BandungKita.id, Bandung Barat, 10 Oktober 2025 — Gerakan moral BOOMS KBB (Barisan Ormas, OKP, Mahasiswa, dan LSM Kabupaten Bandung Barat) kembali menyuarakan pentingnya kedaulatan fiskal dan pembangunan berbasis potensi lokal. Melalui Divisi Kajian yang dipimpin oleh Dendi, BOOMS menyoroti sejumlah sektor strategis yang dinilai belum tergarap maksimal oleh Pemerintah Kabupaten Bandung Barat (Pemkab KBB).
- Potensi Wisata dari Kereta Cepat Padalarang
Dendi menyampaikan bahwa Pemkab KBB belum melakukan kajian dampak pembangunan Kereta Cepat Jakarta–Bandung (Whoosh) terhadap sektor pariwisata lokal. Berdasarkan penelusuran BOOMS, menjamurnya travel luar kota di sekitar KCIC Padalarang menunjukkan geliat wisata yang menjanjikan. Para driver travel, yang kini mengelola rest area bersama Kang Dedi Sugiana (Tongky) di kawasan Talang, menjadi sumber data kunjungan wisatawan yang belum tercatat resmi.
“Setelah mendapatkan arahan dari ketua kami, Kang Didin Kopral mendorong Ini sebagai peluang konkret. Dalam arahannya Booms harus mendorong Pemkab perlu menyusun buku menu wisata KBB dan menjadikan Padalarang sebagai pintu gerbang wisata daerah,” ujar Dendi.
- Pengelolaan Sumber Daya Air untuk PAD
BOOMS juga menyoroti belum masuknya potensi sumber daya air—yang digunakan oleh PDAM Tirta Raharja dan perusahaan komersial lainnya—ke dalam proyeksi pendapatan daerah. Dendi menegaskan perlunya Peraturan Daerah (Perda) yang mengatur pengelolaan air secara profesional melalui BUMD yang sehat dan transparan.
“Air adalah aset strategis.

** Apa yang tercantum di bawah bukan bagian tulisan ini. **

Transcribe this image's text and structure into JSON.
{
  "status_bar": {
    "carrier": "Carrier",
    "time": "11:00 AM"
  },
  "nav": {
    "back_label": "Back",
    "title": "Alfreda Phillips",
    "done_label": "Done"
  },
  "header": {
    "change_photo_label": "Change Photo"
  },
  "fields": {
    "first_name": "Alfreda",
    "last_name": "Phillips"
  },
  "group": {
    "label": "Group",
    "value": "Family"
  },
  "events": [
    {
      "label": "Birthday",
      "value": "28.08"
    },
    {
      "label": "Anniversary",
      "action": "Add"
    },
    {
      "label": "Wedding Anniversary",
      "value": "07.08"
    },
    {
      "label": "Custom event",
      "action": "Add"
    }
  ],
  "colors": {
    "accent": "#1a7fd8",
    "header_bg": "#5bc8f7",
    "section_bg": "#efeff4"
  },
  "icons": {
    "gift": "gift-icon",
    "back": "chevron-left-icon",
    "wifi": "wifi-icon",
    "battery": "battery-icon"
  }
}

Kita harus pastikan penggunaannya memberi nilai tambah bagi PAD KBB,” tegasnya.
- Reposisi PDAM Wibawa Mukti
BOOMS mendorong agar PDAM Wibawa Mukti diberi kewenangan penuh dalam pengelolaan sumber daya air di wilayah KBB. Salah satu opsi yang ditawarkan adalah sistem profit sharing atau kesepahaman baru terkait 110 ribu pelanggan PDAM Tirta Raharja yang berada di wilayah layanan 4, yang menurut regulasi seharusnya diserahkan ke KBB sejak 18 tahun lalu.

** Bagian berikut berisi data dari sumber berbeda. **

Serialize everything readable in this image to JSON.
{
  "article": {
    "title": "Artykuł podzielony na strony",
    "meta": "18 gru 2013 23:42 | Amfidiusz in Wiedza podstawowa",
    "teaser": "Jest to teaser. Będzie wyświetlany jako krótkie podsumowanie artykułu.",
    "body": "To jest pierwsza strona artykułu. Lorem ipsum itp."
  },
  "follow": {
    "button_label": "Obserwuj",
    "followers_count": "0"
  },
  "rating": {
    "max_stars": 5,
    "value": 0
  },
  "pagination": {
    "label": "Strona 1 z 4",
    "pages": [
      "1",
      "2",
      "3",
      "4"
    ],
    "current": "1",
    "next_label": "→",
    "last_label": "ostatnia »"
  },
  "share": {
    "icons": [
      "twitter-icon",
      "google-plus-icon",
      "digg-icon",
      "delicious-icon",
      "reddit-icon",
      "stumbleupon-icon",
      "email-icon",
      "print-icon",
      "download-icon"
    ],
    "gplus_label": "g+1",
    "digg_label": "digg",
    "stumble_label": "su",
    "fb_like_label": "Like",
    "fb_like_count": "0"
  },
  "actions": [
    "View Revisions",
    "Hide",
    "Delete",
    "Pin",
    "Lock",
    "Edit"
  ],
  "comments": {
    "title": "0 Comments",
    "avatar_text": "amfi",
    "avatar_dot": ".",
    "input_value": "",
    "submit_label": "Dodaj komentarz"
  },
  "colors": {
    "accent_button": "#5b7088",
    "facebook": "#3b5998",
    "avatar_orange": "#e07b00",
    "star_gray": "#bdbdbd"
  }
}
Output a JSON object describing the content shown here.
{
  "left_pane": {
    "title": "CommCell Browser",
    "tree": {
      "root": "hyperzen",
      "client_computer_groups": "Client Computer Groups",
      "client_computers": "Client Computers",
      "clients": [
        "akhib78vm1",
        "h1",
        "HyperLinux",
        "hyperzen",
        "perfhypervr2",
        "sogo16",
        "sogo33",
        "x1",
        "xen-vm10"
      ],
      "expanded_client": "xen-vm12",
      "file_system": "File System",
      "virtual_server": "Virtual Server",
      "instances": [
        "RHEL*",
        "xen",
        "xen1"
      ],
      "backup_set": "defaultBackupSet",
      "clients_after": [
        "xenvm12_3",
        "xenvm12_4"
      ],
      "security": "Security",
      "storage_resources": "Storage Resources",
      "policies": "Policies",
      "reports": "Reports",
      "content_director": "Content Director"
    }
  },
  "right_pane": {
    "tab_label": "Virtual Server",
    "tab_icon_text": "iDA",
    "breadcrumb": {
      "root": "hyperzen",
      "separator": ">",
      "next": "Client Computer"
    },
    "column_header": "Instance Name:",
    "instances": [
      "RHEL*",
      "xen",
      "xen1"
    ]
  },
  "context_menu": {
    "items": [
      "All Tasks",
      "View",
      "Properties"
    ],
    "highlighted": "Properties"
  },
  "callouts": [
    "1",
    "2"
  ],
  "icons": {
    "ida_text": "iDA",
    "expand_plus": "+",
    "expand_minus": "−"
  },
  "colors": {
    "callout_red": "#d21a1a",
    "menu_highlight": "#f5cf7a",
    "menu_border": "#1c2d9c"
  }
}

- Program Makan Bergizi Gratis sebagai Siklus Ekonomi Desa
BOOMS melihat program nasional Makan Bergizi Gratis (MBG) sebagai peluang ekonomi desa. Dendi mendorong agar Pemkab KBB menguatkan program ini melalui Perda dan memasukkannya ke dalam RPJM daerah.
“Jika bahan baku MBG bisa dipenuhi oleh desa-desa di KBB, kita membangun kedaulatan pangan sekaligus membuka lapangan kerja,” ujarnya.
- Potensi Wisata Wilayah Selatan
Boy, Ketua Forkom KBB, yang juga tergabung di Booms KBB menyoroti potensi wisata di wilayah selatan KBB. Ia mendorong agar hasil kajian BOOMS tentang kunjungan wisatawan melalui travel di Woosh Padalarang ditangkap sebagai peluang investasi.
“Pertanian, wisata alam, kuliner, hingga olahraga bisa jadi paket wisata unggulan. Bahkan bisa ditawarkan langsung di bilik layanan terminal kereta cepat,” kata Boy.
BOOMS KBB mengajak seluruh elemen masyarakat, ASN, dan DPRD untuk bersama-sama membangun Bandung Barat yang berdaulat secara fiskal, mandiri secara pangan, dan unggul dalam sektor pariwisata. Gerakan ini adalah panggilan untuk membangun masa depan yang lebih adil dan berkelanjutan.